Очень нелицеприятно отзывался Рябов о Радзинском, болезненно реагируя на всякое о нём упоминание, особенно когда возникали вопросы о параллельных их путях, приведших обоих к открытию Царской могилы. Здесь Рябов впадал в ярость и, награждая своего соперника малоприятными эпитетами, заявлял, что Радзинский на самом деле ничего не нашёл, что место, которое он указывает, ложное, никаких там останков нет и все его на сей счёт заверения всего лишь проявление чёрной зависти и жажды мировой славы.

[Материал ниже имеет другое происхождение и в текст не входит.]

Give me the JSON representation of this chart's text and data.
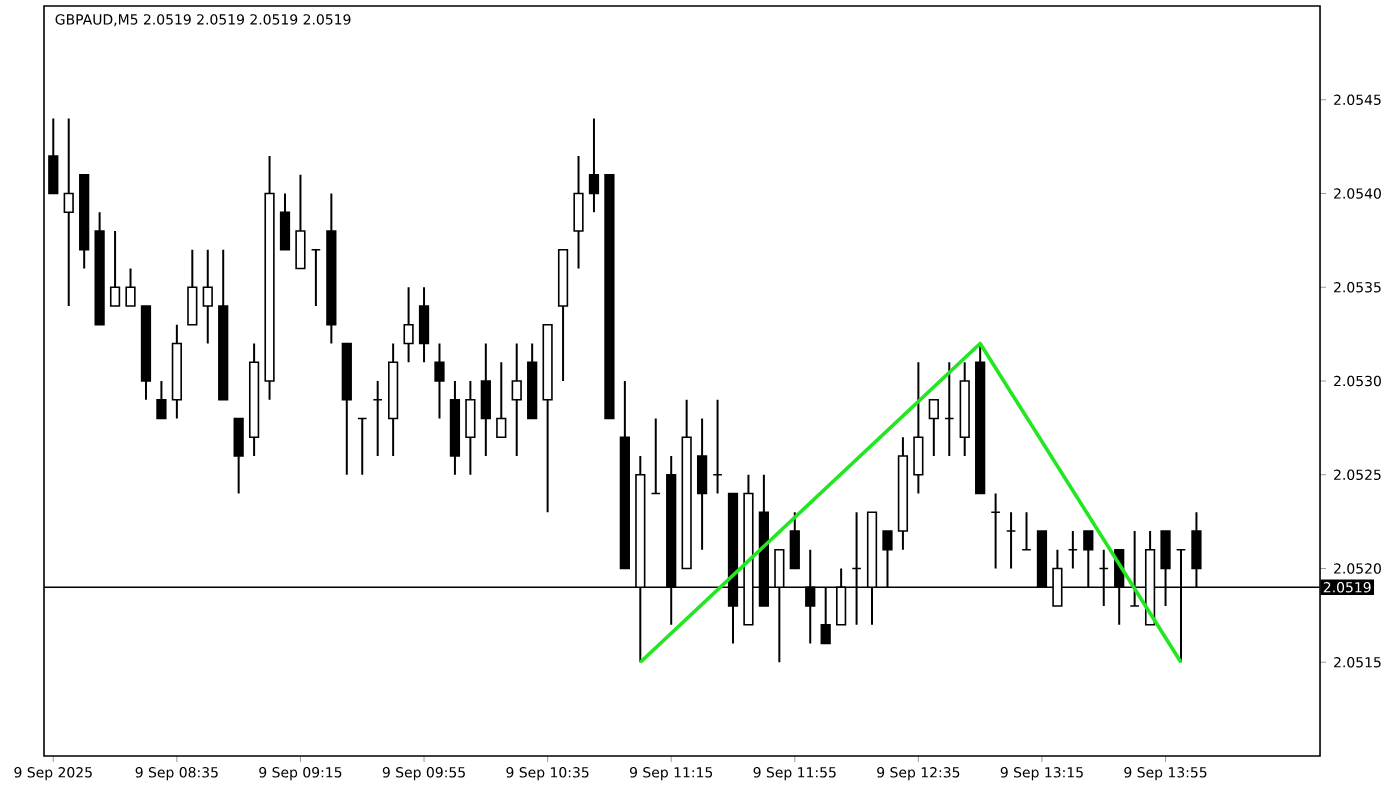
{
  "chart_data": {
    "type": "candlestick",
    "title": "GBPAUD,M5  2.0519 2.0519 2.0519 2.0519",
    "xlim": [
      "2025-09-09T07:52",
      "2025-09-09T14:45"
    ],
    "xticks": [
      {
        "value": "2025-09-09T07:55",
        "label": "9 Sep 2025"
      },
      {
        "value": "2025-09-09T08:35",
        "label": "9 Sep 08:35"
      },
      {
        "value": "2025-09-09T09:15",
        "label": "9 Sep 09:15"
      },
      {
        "value": "2025-09-09T09:55",
        "label": "9 Sep 09:55"
      },
      {
        "value": "2025-09-09T10:35",
        "label": "9 Sep 10:35"
      },
      {
        "value": "2025-09-09T11:15",
        "label": "9 Sep 11:15"
      },
      {
        "value": "2025-09-09T11:55",
        "label": "9 Sep 11:55"
      },
      {
        "value": "2025-09-09T12:35",
        "label": "9 Sep 12:35"
      },
      {
        "value": "2025-09-09T13:15",
        "label": "9 Sep 13:15"
      },
      {
        "value": "2025-09-09T13:55",
        "label": "9 Sep 13:55"
      }
    ],
    "ylim": [
      2.051,
      2.055
    ],
    "yticks": [
      2.0515,
      {
        "value": 2.052,
        "label": "2.0520"
      },
      2.0525,
      {
        "value": 2.053,
        "label": "2.0530"
      },
      2.0535,
      {
        "value": 2.054,
        "label": "2.0540"
      },
      2.0545
    ],
    "ref_lines": [
      {
        "axis": "y",
        "value": 2.0519,
        "label": "2.0519"
      }
    ],
    "series": [
      {
        "x": [
          "2025-09-09T07:55",
          "2025-09-09T08:00",
          "2025-09-09T08:05",
          "2025-09-09T08:10",
          "2025-09-09T08:15",
          "2025-09-09T08:20",
          "2025-09-09T08:25",
          "2025-09-09T08:30",
          "2025-09-09T08:35",
          "2025-09-09T08:40",
          "2025-09-09T08:45",
          "2025-09-09T08:50",
          "2025-09-09T08:55",
          "2025-09-09T09:00",
          "2025-09-09T09:05",
          "2025-09-09T09:10",
          "2025-09-09T09:15",
          "2025-09-09T09:20",
          "2025-09-09T09:25",
          "2025-09-09T09:30",
          "2025-09-09T09:35",
          "2025-09-09T09:40",
          "2025-09-09T09:45",
          "2025-09-09T09:50",
          "2025-09-09T09:55",
          "2025-09-09T10:00",
          "2025-09-09T10:05",
          "2025-09-09T10:10",
          "2025-09-09T10:15",
          "2025-09-09T10:20",
          "2025-09-09T10:25",
          "2025-09-09T10:30",
          "2025-09-09T10:35",
          "2025-09-09T10:40",
          "2025-09-09T10:45",
          "2025-09-09T10:50",
          "2025-09-09T10:55",
          "2025-09-09T11:00",
          "2025-09-09T11:05",
          "2025-09-09T11:10",
          "2025-09-09T11:15",
          "2025-09-09T11:20",
          "2025-09-09T11:25",
          "2025-09-09T11:30",
          "2025-09-09T11:35",
          "2025-09-09T11:40",
          "2025-09-09T11:45",
          "2025-09-09T11:50",
          "2025-09-09T11:55",
          "2025-09-09T12:00",
          "2025-09-09T12:05",
          "2025-09-09T12:10",
          "2025-09-09T12:15",
          "2025-09-09T12:20",
          "2025-09-09T12:25",
          "2025-09-09T12:30",
          "2025-09-09T12:35",
          "2025-09-09T12:40",
          "2025-09-09T12:45",
          "2025-09-09T12:50",
          "2025-09-09T12:55",
          "2025-09-09T13:00",
          "2025-09-09T13:05",
          "2025-09-09T13:10",
          "2025-09-09T13:15",
          "2025-09-09T13:20",
          "2025-09-09T13:25",
          "2025-09-09T13:30",
          "2025-09-09T13:35",
          "2025-09-09T13:40",
          "2025-09-09T13:45",
          "2025-09-09T13:50",
          "2025-09-09T13:55",
          "2025-09-09T14:00",
          "2025-09-09T14:05"
        ],
        "ohlc": [
          [
            2.0542,
            2.0544,
            2.054,
            2.054
          ],
          [
            2.0539,
            2.0544,
            2.0534,
            2.054
          ],
          [
            2.0541,
            2.0541,
            2.0536,
            2.0537
          ],
          [
            2.0538,
            2.0539,
            2.0533,
            2.0533
          ],
          [
            2.0534,
            2.0538,
            2.0534,
            2.0535
          ],
          [
            2.0534,
            2.0536,
            2.0534,
            2.0535
          ],
          [
            2.0534,
            2.0534,
            2.0529,
            2.053
          ],
          [
            2.0529,
            2.053,
            2.0528,
            2.0528
          ],
          [
            2.0529,
            2.0533,
            2.0528,
            2.0532
          ],
          [
            2.0533,
            2.0537,
            2.0533,
            2.0535
          ],
          [
            2.0534,
            2.0537,
            2.0532,
            2.0535
          ],
          [
            2.0534,
            2.0537,
            2.0529,
            2.0529
          ],
          [
            2.0528,
            2.0528,
            2.0524,
            2.0526
          ],
          [
            2.0527,
            2.0532,
            2.0526,
            2.0531
          ],
          [
            2.053,
            2.0542,
            2.0529,
            2.054
          ],
          [
            2.0539,
            2.054,
            2.0537,
            2.0537
          ],
          [
            2.0536,
            2.0541,
            2.0536,
            2.0538
          ],
          [
            2.0537,
            2.0537,
            2.0534,
            2.0537
          ],
          [
            2.0538,
            2.054,
            2.0532,
            2.0533
          ],
          [
            2.0532,
            2.0532,
            2.0525,
            2.0529
          ],
          [
            2.0528,
            2.0528,
            2.0525,
            2.0528
          ],
          [
            2.0529,
            2.053,
            2.0526,
            2.0529
          ],
          [
            2.0528,
            2.0532,
            2.0526,
            2.0531
          ],
          [
            2.0532,
            2.0535,
            2.0531,
            2.0533
          ],
          [
            2.0534,
            2.0535,
            2.0531,
            2.0532
          ],
          [
            2.0531,
            2.0532,
            2.0528,
            2.053
          ],
          [
            2.0529,
            2.053,
            2.0525,
            2.0526
          ],
          [
            2.0527,
            2.053,
            2.0525,
            2.0529
          ],
          [
            2.053,
            2.0532,
            2.0526,
            2.0528
          ],
          [
            2.0527,
            2.0531,
            2.0527,
            2.0528
          ],
          [
            2.0529,
            2.0532,
            2.0526,
            2.053
          ],
          [
            2.0531,
            2.0532,
            2.0528,
            2.0528
          ],
          [
            2.0529,
            2.0533,
            2.0523,
            2.0533
          ],
          [
            2.0534,
            2.0537,
            2.053,
            2.0537
          ],
          [
            2.0538,
            2.0542,
            2.0536,
            2.054
          ],
          [
            2.0541,
            2.0544,
            2.0539,
            2.054
          ],
          [
            2.0541,
            2.0541,
            2.0528,
            2.0528
          ],
          [
            2.0527,
            2.053,
            2.052,
            2.052
          ],
          [
            2.0519,
            2.0526,
            2.0515,
            2.0525
          ],
          [
            2.0524,
            2.0528,
            2.0524,
            2.0524
          ],
          [
            2.0525,
            2.0526,
            2.0517,
            2.0519
          ],
          [
            2.052,
            2.0529,
            2.052,
            2.0527
          ],
          [
            2.0526,
            2.0528,
            2.0521,
            2.0524
          ],
          [
            2.0525,
            2.0529,
            2.0524,
            2.0525
          ],
          [
            2.0524,
            2.0524,
            2.0516,
            2.0518
          ],
          [
            2.0517,
            2.0525,
            2.0517,
            2.0524
          ],
          [
            2.0523,
            2.0525,
            2.0518,
            2.0518
          ],
          [
            2.0519,
            2.0521,
            2.0515,
            2.0521
          ],
          [
            2.0522,
            2.0523,
            2.052,
            2.052
          ],
          [
            2.0519,
            2.0521,
            2.0516,
            2.0518
          ],
          [
            2.0517,
            2.0519,
            2.0516,
            2.0516
          ],
          [
            2.0517,
            2.052,
            2.0517,
            2.0519
          ],
          [
            2.052,
            2.0523,
            2.0517,
            2.052
          ],
          [
            2.0519,
            2.0523,
            2.0517,
            2.0523
          ],
          [
            2.0522,
            2.0522,
            2.0519,
            2.0521
          ],
          [
            2.0522,
            2.0527,
            2.0521,
            2.0526
          ],
          [
            2.0525,
            2.0531,
            2.0524,
            2.0527
          ],
          [
            2.0528,
            2.0529,
            2.0526,
            2.0529
          ],
          [
            2.0528,
            2.0531,
            2.0526,
            2.0528
          ],
          [
            2.0527,
            2.0531,
            2.0526,
            2.053
          ],
          [
            2.0531,
            2.0532,
            2.0524,
            2.0524
          ],
          [
            2.0523,
            2.0524,
            2.052,
            2.0523
          ],
          [
            2.0522,
            2.0523,
            2.052,
            2.0522
          ],
          [
            2.0521,
            2.0523,
            2.0521,
            2.0521
          ],
          [
            2.0522,
            2.0522,
            2.0519,
            2.0519
          ],
          [
            2.0518,
            2.0521,
            2.0518,
            2.052
          ],
          [
            2.0521,
            2.0522,
            2.052,
            2.0521
          ],
          [
            2.0522,
            2.0522,
            2.0519,
            2.0521
          ],
          [
            2.052,
            2.0521,
            2.0518,
            2.052
          ],
          [
            2.0521,
            2.0521,
            2.0517,
            2.0519
          ],
          [
            2.0518,
            2.0522,
            2.0518,
            2.0518
          ],
          [
            2.0517,
            2.0522,
            2.0517,
            2.0521
          ],
          [
            2.0522,
            2.0522,
            2.0518,
            2.052
          ],
          [
            2.0521,
            2.0521,
            2.0515,
            2.0521
          ],
          [
            2.0522,
            2.0523,
            2.0519,
            2.052
          ]
        ]
      },
      {
        "type": "line",
        "color": "#22e622",
        "x": [
          "2025-09-09T11:05",
          "2025-09-09T12:55",
          "2025-09-09T14:00"
        ],
        "values": [
          2.0515,
          2.0532,
          2.0515
        ]
      }
    ]
  }
}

С Радзинским я не раз в то время встречался на Николиной Горе у моего большого друга Бориса Алимова, у которого тот, снимая дом на соседнем участке, часто появлялся. К Рябову он относился внешне без особого озлобления, удостаивая всяческое о нём упоминание с высоты своего драматургического превосходства брезгливо-иронической улыбкой, всем своим видом показывая, что смешно и нелепо вообще о таковой ничтожной персоне говорить серьёзно. Об открытии Рябова отзывался с полным пренебрежением и так же, как тот, в свою очередь, обвинял его в том, что он распространяет фальшивые слухи, ибо место, им объявленное Царской могилой, таковой не является, добавляя, что и черепа вовсе не «Августейшие». Говорил это без раздражения, а скорее даже с неким сочувствием в адрес «убогого» и тщеславного своего конкурента, как бы посмеиваясь над ним. О том, что настоящее, подлинное место, где была погребена Царская Семья, знает только он, заявлял без тени смущения и с полной убеждённостью в своей правоте.